Beobachter sprechen von einem Kahlschlag, mit dem die ägyptische Regierung Schlüsselfiguren der Opposition kalt stellen möchte. Die Festnahmen finden immer am Rande von Protestaktionen statt, nach einem klaren Muster: Den will ich - und den - und den!

Wie sich die Lage weiterentwickelt, weiß bislang keiner so richtig einzuschätzen. Erfahrungsgemäß kommen vor allem junge Aktivisten mit einem Rüffel davon. Allerdings befinden sich auch einige "ausgewachsene" Politiker unter den Inhaftierten – wie der ehemalige Parlamentskandidat Kamal Khalil.
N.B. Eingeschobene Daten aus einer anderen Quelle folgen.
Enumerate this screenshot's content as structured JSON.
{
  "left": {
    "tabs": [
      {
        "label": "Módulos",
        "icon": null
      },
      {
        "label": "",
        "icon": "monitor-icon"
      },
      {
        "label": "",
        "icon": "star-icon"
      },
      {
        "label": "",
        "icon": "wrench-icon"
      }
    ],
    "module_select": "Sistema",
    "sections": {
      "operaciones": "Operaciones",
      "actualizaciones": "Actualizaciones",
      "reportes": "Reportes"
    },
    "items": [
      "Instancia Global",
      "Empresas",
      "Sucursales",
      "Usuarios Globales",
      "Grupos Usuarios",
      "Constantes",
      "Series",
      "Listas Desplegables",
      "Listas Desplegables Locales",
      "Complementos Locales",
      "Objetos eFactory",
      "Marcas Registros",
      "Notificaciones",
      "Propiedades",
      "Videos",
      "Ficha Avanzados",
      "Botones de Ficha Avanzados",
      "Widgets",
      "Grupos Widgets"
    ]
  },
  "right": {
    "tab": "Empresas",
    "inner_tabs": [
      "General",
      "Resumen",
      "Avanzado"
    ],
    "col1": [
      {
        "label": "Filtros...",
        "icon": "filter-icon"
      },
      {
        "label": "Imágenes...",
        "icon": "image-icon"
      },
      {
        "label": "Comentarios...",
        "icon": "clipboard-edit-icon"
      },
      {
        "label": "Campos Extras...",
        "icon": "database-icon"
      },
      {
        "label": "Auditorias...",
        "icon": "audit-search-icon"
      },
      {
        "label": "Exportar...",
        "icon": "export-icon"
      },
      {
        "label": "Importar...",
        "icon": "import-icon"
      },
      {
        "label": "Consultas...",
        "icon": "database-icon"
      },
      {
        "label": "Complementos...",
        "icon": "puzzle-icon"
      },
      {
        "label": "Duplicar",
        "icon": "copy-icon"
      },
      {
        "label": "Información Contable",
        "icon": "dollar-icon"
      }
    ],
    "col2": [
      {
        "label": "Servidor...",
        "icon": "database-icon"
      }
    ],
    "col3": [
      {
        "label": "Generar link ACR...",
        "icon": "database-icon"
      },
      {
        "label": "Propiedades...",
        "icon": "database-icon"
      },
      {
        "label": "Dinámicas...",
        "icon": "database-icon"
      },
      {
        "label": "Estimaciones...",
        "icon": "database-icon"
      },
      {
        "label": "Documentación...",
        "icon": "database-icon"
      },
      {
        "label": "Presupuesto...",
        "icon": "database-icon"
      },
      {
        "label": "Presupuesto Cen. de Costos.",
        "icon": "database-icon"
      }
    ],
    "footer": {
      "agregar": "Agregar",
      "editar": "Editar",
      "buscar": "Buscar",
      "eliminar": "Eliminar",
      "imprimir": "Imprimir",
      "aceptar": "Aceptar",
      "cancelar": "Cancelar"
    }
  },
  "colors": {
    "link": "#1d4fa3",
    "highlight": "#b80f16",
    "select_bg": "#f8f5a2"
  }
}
Beobachter gehen davon aus, dass diese für längere Zeit hinter Gittern bleiben.

Warten auf Insulinspritzen

Eine Untersuchungshaft ist nach dem derzeitigen Rechtsstand beliebig verlängerbar. Die Haftbedingungen fallen für den einen mehr, für den anderen weniger schwerwiegend aus. Denn es bleibt nicht nur bei der obligatorischen Kahlrasur. Verwandte und Freunde der Inhaftierten berichten, dass die meisten mit ordinären Kriminellen in eine Zelle gesperrt werden.

Salma Saeed muss sich auch aus einem anderen Grund Sorgen um ihren Freund Ahmed machen. Auch Ahmed Al Droubi ist ein junger Aktivist und sitzt in Untersuchungshaft - schon seit zwei Wochen. Ahmed hat Diabetes. Mit seinen Insulinspritzen nehmen es die Gefängniswärter nicht so genau: "Sie wollen ihn schickanieren," regt sich Salma auf. "Wenn er nach dem Insulin verlangt, dann bekommt er es erst zwei Stunden später, dann ist sein Zuckerspiegel schon erheblich angestiegen!"

"He’s fine," erzählt hingegen Manal erleichtert, nachdem sie am 10. Mai Alaa das erste mal wieder sehen durfte. Ja, er habe keine Locken mehr. Seinem Engagement scheint dies nichts abzutun. "Er hat was geschrieben und es mir zugesteckt," erzählt Manal, "heute Abend wird man das in unserem Blog nachlesen können."